Exploración neurológica: Tu médico revisa fuerza, reflejos, pupilas, equilibrio y campos visuales. Si todo es normal y el dolor no tiene datos de alarma, el riesgo de tumor es menor a 1 en 1000.
Tomografía de cráneo sin contraste: Es rápida y detecta sangrados y tumores grandes. Se usa en urgencias.
Resonancia magnética con gadolinio: Es el estudio de elección para buscar tumores. Ve lesiones pequeñas que la tomografía no detecta. Se pide si hay datos de alarma o exploración anormal.
Biometría hemática y química: Descartan anemia, infecciones o alteraciones metabólicas que dan dolor de cabeza.
Si tu dolor tiene años, es igual que siempre y la exploración es normal, las guías dicen que no necesitas imagen.

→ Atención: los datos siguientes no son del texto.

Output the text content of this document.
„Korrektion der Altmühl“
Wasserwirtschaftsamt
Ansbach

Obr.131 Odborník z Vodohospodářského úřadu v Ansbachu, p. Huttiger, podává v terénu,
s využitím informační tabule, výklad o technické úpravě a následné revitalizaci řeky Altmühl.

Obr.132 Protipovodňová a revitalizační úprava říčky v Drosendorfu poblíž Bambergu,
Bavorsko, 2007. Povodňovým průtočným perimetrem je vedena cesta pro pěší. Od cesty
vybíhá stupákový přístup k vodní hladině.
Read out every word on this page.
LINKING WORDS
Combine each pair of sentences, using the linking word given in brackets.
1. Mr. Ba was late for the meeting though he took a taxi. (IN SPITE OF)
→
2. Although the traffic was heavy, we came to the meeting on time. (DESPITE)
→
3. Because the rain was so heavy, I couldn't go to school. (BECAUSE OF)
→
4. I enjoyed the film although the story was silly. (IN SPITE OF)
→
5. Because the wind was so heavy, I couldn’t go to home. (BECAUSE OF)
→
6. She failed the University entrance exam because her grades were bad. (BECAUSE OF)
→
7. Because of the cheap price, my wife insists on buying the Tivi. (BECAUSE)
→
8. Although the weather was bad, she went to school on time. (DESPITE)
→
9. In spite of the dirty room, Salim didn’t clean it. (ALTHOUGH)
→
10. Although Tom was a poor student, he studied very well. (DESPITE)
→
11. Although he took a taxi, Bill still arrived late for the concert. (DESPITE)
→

¿Qué pasa si el dolor de cabeza sí es por tumor?
Que el dolor sea por tumor no significa que sea maligno. Cerca del 70% de tumores cerebrales primarios son benignos como meningioma o adenoma de hipófisis. Crecen lento y se curan con cirugía.
Si es maligno como glioblastoma, el tratamiento incluye cirugía, radioterapia y quimioterapia. El pronóstico depende del tipo, tamaño, ubicación y edad. El dato clave es que el dolor de cabeza casi nunca es el único síntoma. Para cuando un tumor da dolor por presión, ya suele haber convulsiones, debilidad o cambios de conducta.
¿Qué puedes hacer hoy si te duele la cabeza?
Lleva un diario de dolor: Anota fecha, duración, intensidad del 1 al 10, qué lo detona y con qué se quita. Esto ayuda más que una tomografía para distinguir migraña de otra causa.
Regla 2, 4, 6: Si tomas analgésicos más de 2 días por semana, por más de 4 semanas, y llevas más de 6 meses con dolor, puedes tener cefalea por abuso de medicamento. Suspenderlos bajo guía médica es el tratamiento.
Higiene de sueño y agua: Dormir menos de 6 horas o tomar menos de 1.5 litros de agua al día dispara migraña y cefalea tensional.
Evita disparadores: Ayuno prolongado, quesos añejos, embutidos, vino tinto, chocolate y luz de pantallas sin descanso son comunes en migraña.
Consulta si hay bandera roja: Dolor súbito como “el peor de tu vida”, fiebre y rigidez de nuca, dolor tras golpe en la cabeza, dolor que te despierta cada noche, o cualquier síntoma neurológico nuevo.
Vivir con miedo a un tumor cada vez que duele la cabeza desgasta. La estadística está a tu favor. La mayoría de tumores cerebrales se descubren por convulsión o déficit neurológico, no por dolor aislado. Usa los datos de alarma como guía. Si no los tienes, trata la migraña o tensión y revisa hábitos. Si los tienes, ve a urgencias o con neurólogo sin esperar. Cada cabeza duele distinto, pero los tumores dan señales que no se pueden ignorar.